Introduction: Karin Plante

Hi everyone,

My name is Karin Plante and I am currently a junior biochemistry major here at WPI. I ended up in Light Art after exploring different mediums via Essentials of Art, Digital Imaging and Computer Art, Graphic Design and Glassblowing I. Although this list might suggest I am a digital artist, I actually consider myself heavily a traditional artist: I like to draw, to paint … to create physically with my hands. I believe this quality stems from my beginnings in a Montessori school, which taught wholly with a hands-on based curriculum. The first time when I actually considered myself somewhat artistic, however, was when I decided to take up art lessons outside of school in 9th grade. I had always had art classes previously in school, however with the move to high school and my decision to pursue music with the one free elective I had (I play alto saxophone), there was no longer any room in my class schedule. It was in these art lessons that I learned to slow down and enjoy the process whereas previously in school art classes, everyone rushed to finish and move on. I explored many new mediums in this setting, too, such as gouache, printmaking (of many types), oil painting, metalworking as well as others. I have to say I enjoyed printmaking the most, as it’s very methodical and calming, in addition to the fact that one piece’s influence could be spread a lot more.

Owl Print.
Gorilla Print

.Creatively, I am inspired by other artists, as well as nature. While I don’t find myself creating landscapes, I do tend to focus on animal subject matter quite often, a subject that appears across many different mediums I’ve worked with. Included are a few examples: firstly, an owl print, created via etching into acrylic plastic with modified printmaking tools. I really like this technique, as both the presence and intensity of the ink can be altered by how deep the etching is in each particular area. This is perhaps my favorite print (possibly tied with the gorilla print), as the work was very detailed, even requiring me to use a jeweler’s magnifying glass set-up to etch individual hairs and/or feathers.

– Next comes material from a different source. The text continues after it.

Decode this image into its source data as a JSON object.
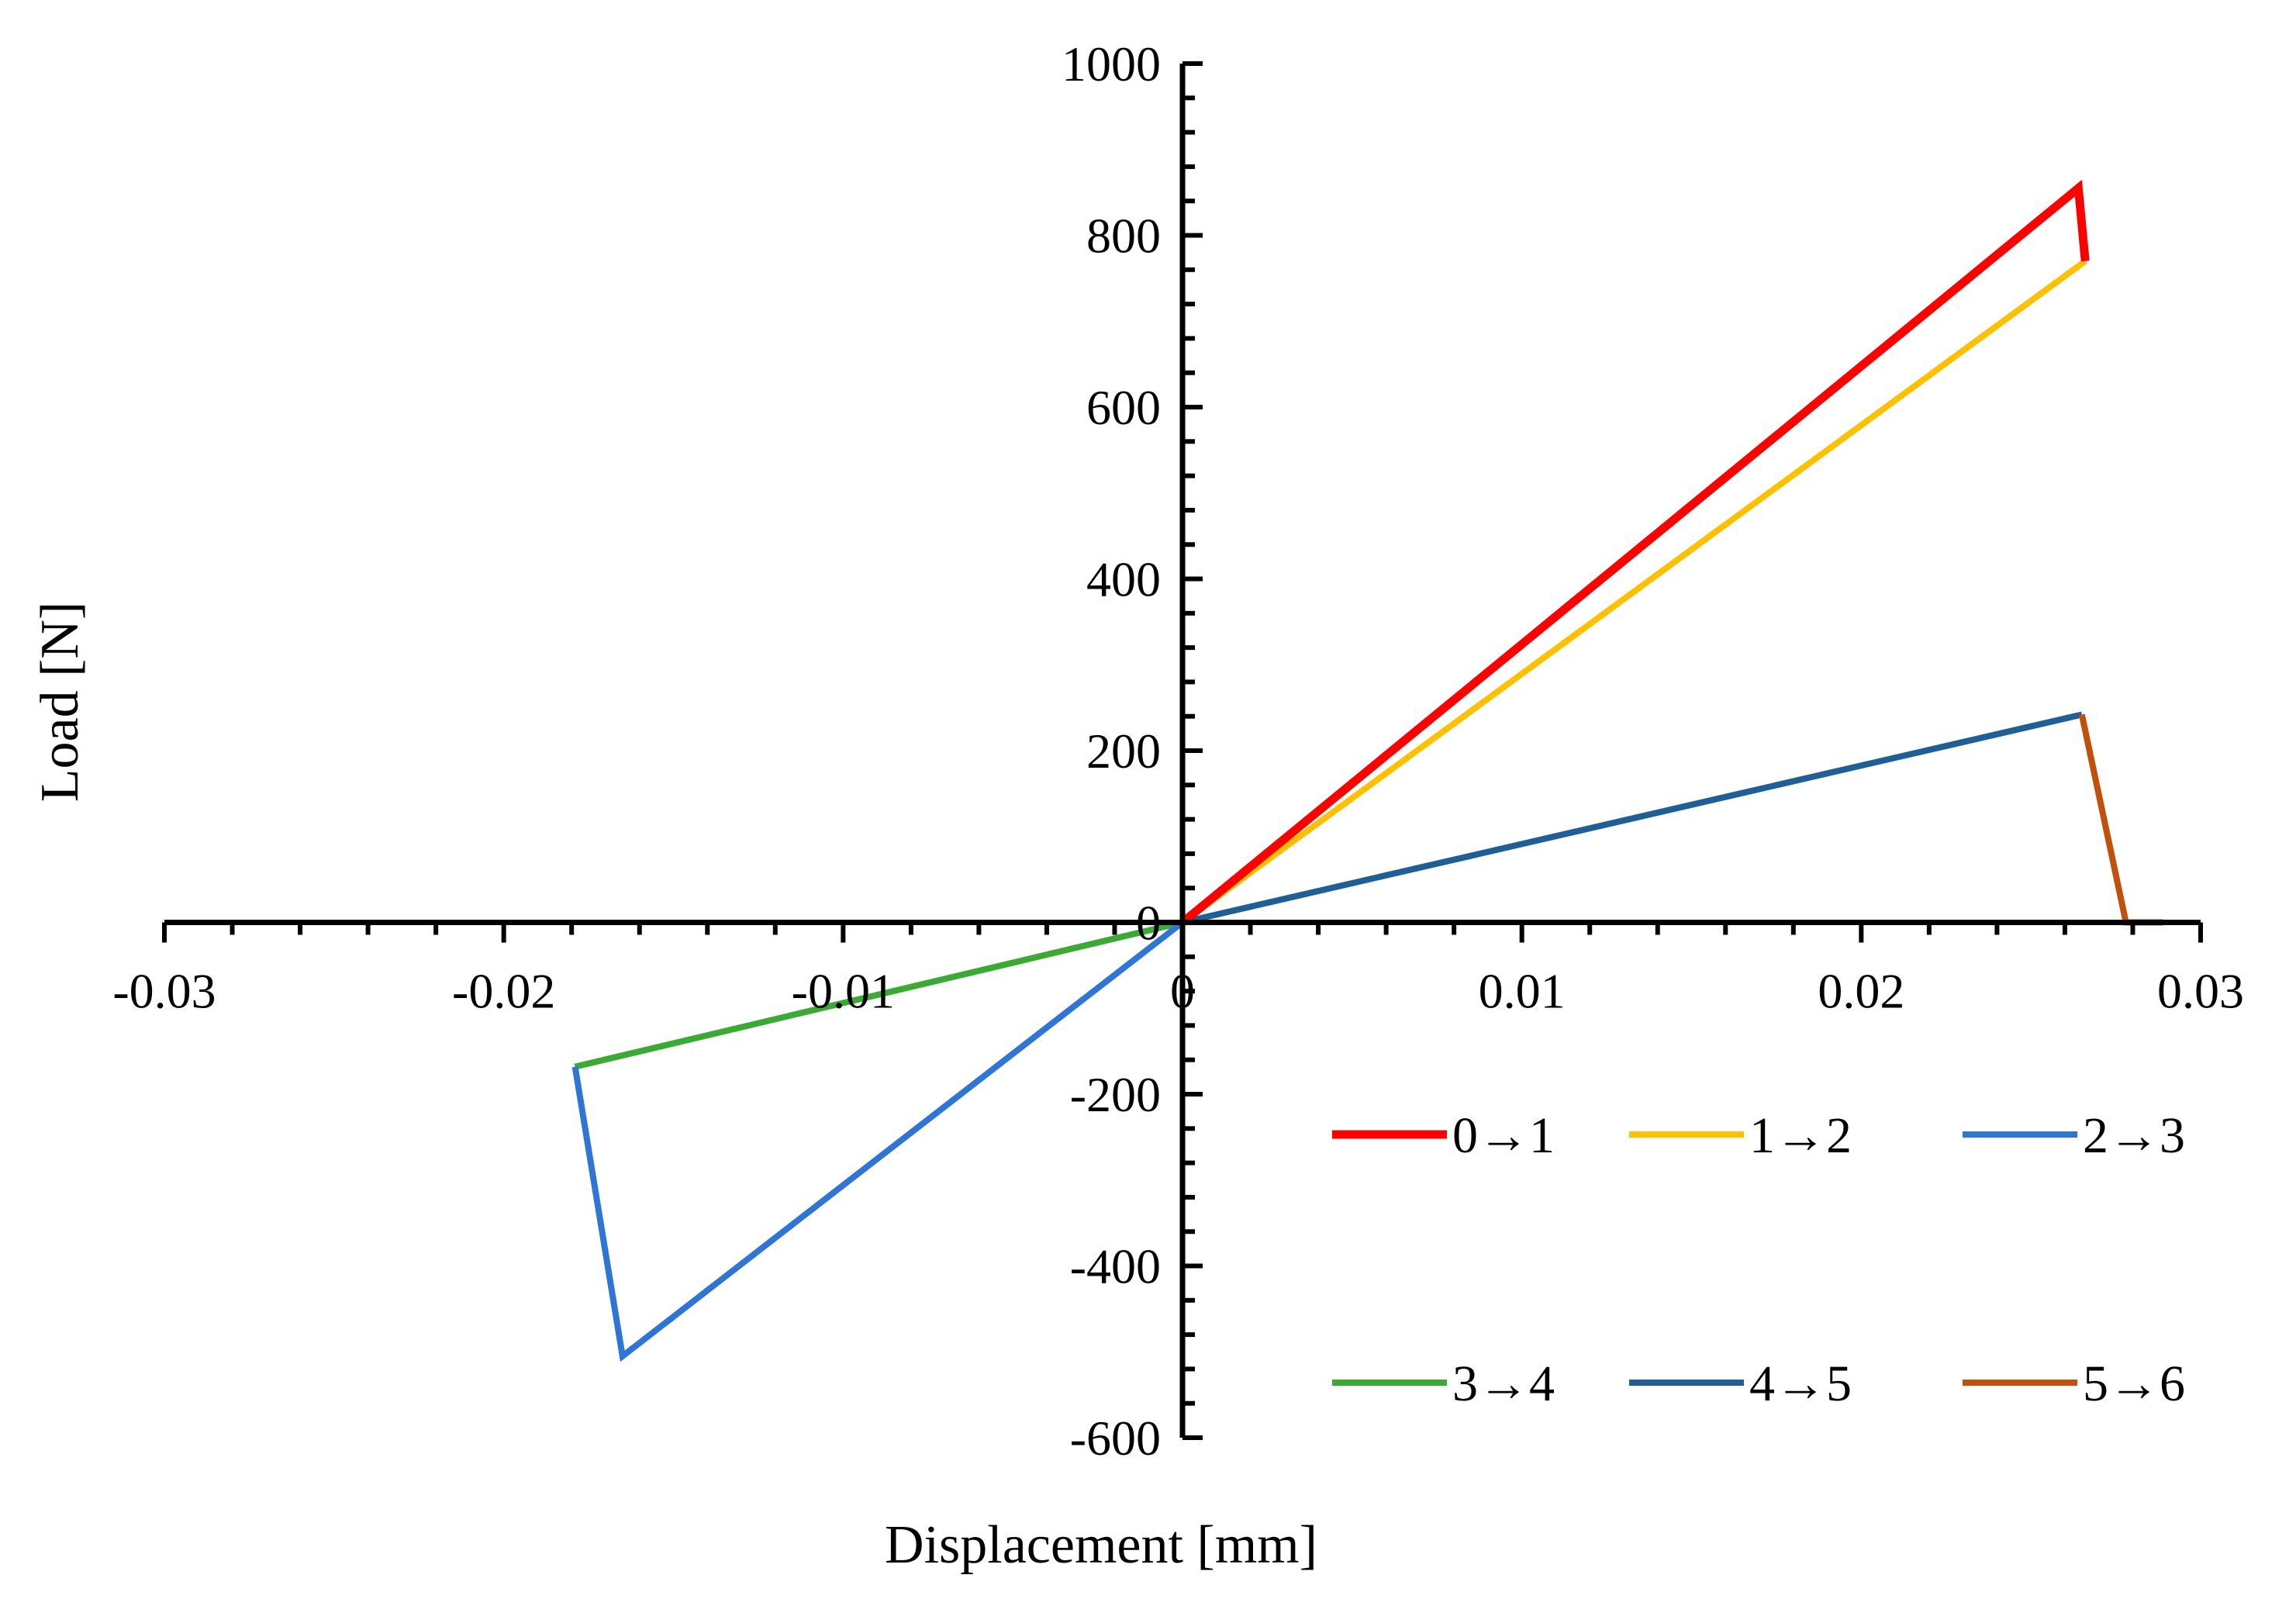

I say I am inspired by other artists because I find I need something to reference when creating art. Many artists in the World are incredibly creative and I take inspiration and learn from that creativity in my own way for my pieces. It really is about looking up to and learning from those I consider to be incredible at their craft. Below, left, is a piece I actually created with an intended deeper meaning (most of my artwork I create is out of an interest in depicting a subject as it is rather than to make a comment on some deep philosophical and/or political thing). This artwork, however, was different in that I was trying to comment on and represent all the untold stories behind the news. Many, many things are never mentioned, which I tried to represent as a ghostly figure sort of “trapped” behind the wall of text shown on the front page. I’ve also included a picture of the first time I tried digital painting (I took a digital painting humanities class at WPI in 2014!). I am very proud of this work in particular because I don’t consider myself a digital artist. At the bottom, I’ve included a watercolor still life I completed in my art class outside of school in 2012. I am not a big fan of water color, however I do like how this piece turned out.

The Untold Stories
David Boreanaz Digital Painting
Still life watercolor

Although I have no experience with programming and electronics (beyond simple fiddling), I look to combine what I am comfortable with in other traditional forms in light art. In the future, I’d like to continue with art. I think that, not only is it relaxing, but the principles of creativity and expression the arts promote can also be applied to STEM and the field(s) which I chose to pursue.